Sunday, August 28, 2005

Best of the Bunt

Basil over at Nationals Inquirer helpfully points to Dave Sheinin's piece in the Post analyzing the utility of the sac bunt. It is a good article, worth reading to get a summary of the various positions. Like most pieces in traditional media, it does not go far enough. Like other bloggers, we've been following this issue for a long time, and we've placed on reserve here some additional reading materials for those interested in studying the issue further.

For a response to Bill James's position, see here. For numbers to support my position, see the links here. I don't understand why people haven't called James on this position. It would be easy to do.

For a chart showing why the "one-run" strategy is not really advanced by the sac bunt, see here.

For a case study of Frank's view, see here.

Bottom line: You should bunt when you want to preserve your chance of scoring the lead runner for the next batter. So the decision rests on whether the current batter can advance the runner by swinging away and avoid a DP. I don't mind the bunt by most pitchers -- they will often squander the scoring chance if left to swing away. But if you can pinch hit for the pitcher, you should do that rather than bunt. And most position players should never bunt. But, as with all things, the circumstances might dictate a different decision.

Update: Sheinin's game story quotes Jose Guillen explaining his inexplicable bunt in the fourth inning yesterday this way: "I was just trying to make something happen." This is the real danger of Frank Robinson's approach to the bunt described in the Sheinin piece. It is based on the notion that the bunt "makes thing happen". This is a critically important point: THE SACRIFICE BUNT DOES NOT "MAKE THINGS HAPPEN." IT SIMPLY BIDES TIME UNTIL A BETTER HITTER COMES ALONG TO "MAKE THINGS HAPPEN" -- BY SWINGING THE BAT. Bunting for a hit can "make things happen", to be sure, but not with runners on first and second. The problem is that Frank's uninformed view that bunting is a proactive play filters down to guys like Guillen who abuse it even worse than Frank.

5 Comments:

At 11:18 AM, Blogger DM said...

I see the point about the "young third baseman" but the problem with it is that you are not really employing a sacrifice bunt in that situation -- you are bunt for a hit or error, really. In my earlier post I noted that James' points depends on the play going "wrong" in favor of the batting team. I don't think that's a case for the _sacrifice_ bunt, it's a case for the bunt.

 
At 12:27 PM, Blogger DM said...

I am all for batters who have the skill and judgment to use the bunt to put pressure on an infield, even in obvious sacrifice situations. Brett Butler was a master at that. Ideally, that would result in the infield/third baseman playing in more on that batter, who could then exploit the real tangible opportunity for damage that such a defense presents.
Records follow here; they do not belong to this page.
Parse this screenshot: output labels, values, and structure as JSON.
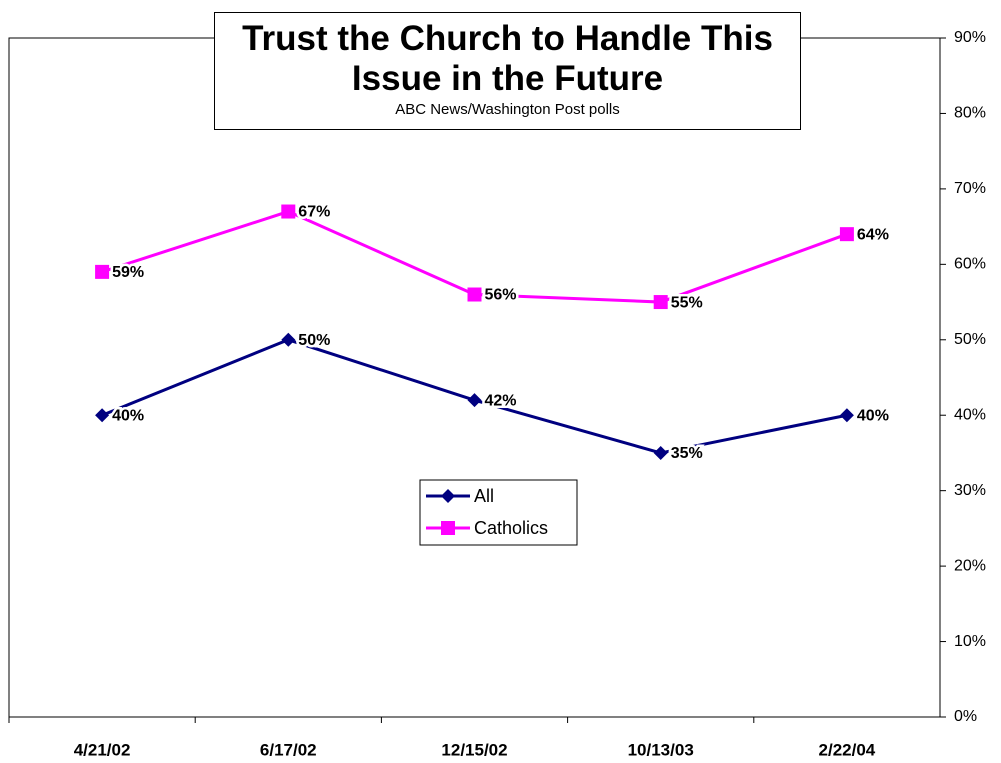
{
  "chart_data": {
    "type": "line",
    "title": "Trust the Church to Handle This Issue in the Future",
    "subtitle": "ABC News/Washington Post polls",
    "categories": [
      "4/21/02",
      "6/17/02",
      "12/15/02",
      "10/13/03",
      "2/22/04"
    ],
    "series": [
      {
        "name": "All",
        "color": "#000080",
        "marker": "diamond",
        "values": [
          40,
          50,
          42,
          35,
          40
        ],
        "value_labels": [
          "40%",
          "50%",
          "42%",
          "35%",
          "40%"
        ]
      },
      {
        "name": "Catholics",
        "color": "#ff00ff",
        "marker": "square",
        "values": [
          59,
          67,
          56,
          55,
          64
        ],
        "value_labels": [
          "59%",
          "67%",
          "56%",
          "55%",
          "64%"
        ]
      }
    ],
    "ylim": [
      0,
      90
    ],
    "yticks": [
      {
        "value": 0,
        "label": "0%"
      },
      {
        "value": 10,
        "label": "10%"
      },
      {
        "value": 20,
        "label": "20%"
      },
      {
        "value": 30,
        "label": "30%"
      },
      {
        "value": 40,
        "label": "40%"
      },
      {
        "value": 50,
        "label": "50%"
      },
      {
        "value": 60,
        "label": "60%"
      },
      {
        "value": 70,
        "label": "70%"
      },
      {
        "value": 80,
        "label": "80%"
      },
      {
        "value": 90,
        "label": "90%"
      }
    ],
    "y_axis_side": "right",
    "grid": false
  }
}
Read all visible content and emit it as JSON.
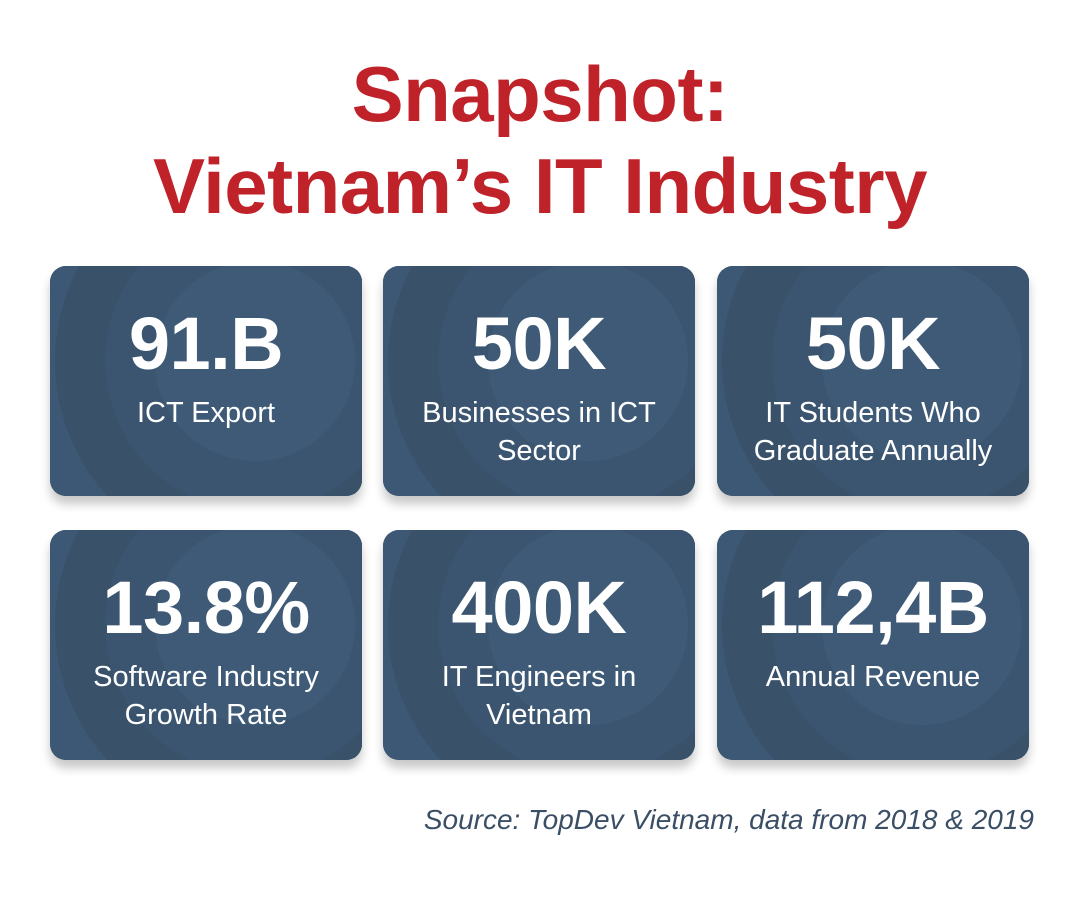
{
  "title": {
    "line1": "Snapshot:",
    "line2": "Vietnam’s IT Industry"
  },
  "colors": {
    "title": "#c0222a",
    "card": "#3f5a75",
    "card_text": "#ffffff",
    "source": "#3a4f66"
  },
  "cards": [
    {
      "value": "91.B",
      "label": "ICT Export"
    },
    {
      "value": "50K",
      "label": "Businesses in ICT Sector"
    },
    {
      "value": "50K",
      "label": "IT Students Who Graduate Annually"
    },
    {
      "value": "13.8%",
      "label": "Software Industry Growth Rate"
    },
    {
      "value": "400K",
      "label": "IT Engineers in Vietnam"
    },
    {
      "value": "112,4B",
      "label": "Annual Revenue"
    }
  ],
  "source": "Source: TopDev Vietnam, data from 2018 & 2019"
}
My point is simply that ain't why Frank or any of the other managers are using the bunt, and that ain't what the statistical analysis against the bunt is trying to address. So James' defense is misplaced at best. Plus, the Dan Agonistes's numbers linked to in my posts seem to quantify the "tangible but not tremendous" opportunity James' identifies as not very significant.

 
At 2:29 PM, Blogger DM said...

Basil, I think we agree on the point that inflexible rules are bad regardless of the way they are applied (bunt or no bunt). They way I would do it is use the research to develop criteria or questions you should ask yourself in making a decisions, like these I laid out in my post from May:

(1) Can I afford to limit this inning to one run?
(2) Is the batter likely to strike out or pop-up?
(3) Is the batter likely to ground into a DP?
(4) Is the third baseman a bad fielder, likely to throw the ball away or make a dumb play?
(5) Is the batter fast? Might he beat out the throw?
(6) Is the batter able to get the bunt down?

Note that these questions avoid the fallacy that trading the out for the base improves your chance of scoring. The focus is no longer on the base advance (where it shouldn't be) but on the characteristics of the batter and fielders, where it is best placed.

 
At 2:31 PM, Blogger DM said...

Hey, Studes, thanks for joining the discussion and for the links.

 
At 11:32 AM, Blogger DM said...

Basil, as I thought about your points some more this morning, it came to me that what needs to be done is pitchers (in the NL) are the prime candidates for the aggessive bunting instruction, beyond the pro forma bunt you describe. I've always thought more work could be done by pitchers to improve their hitting, and maybe the bunt is the place to start that more work.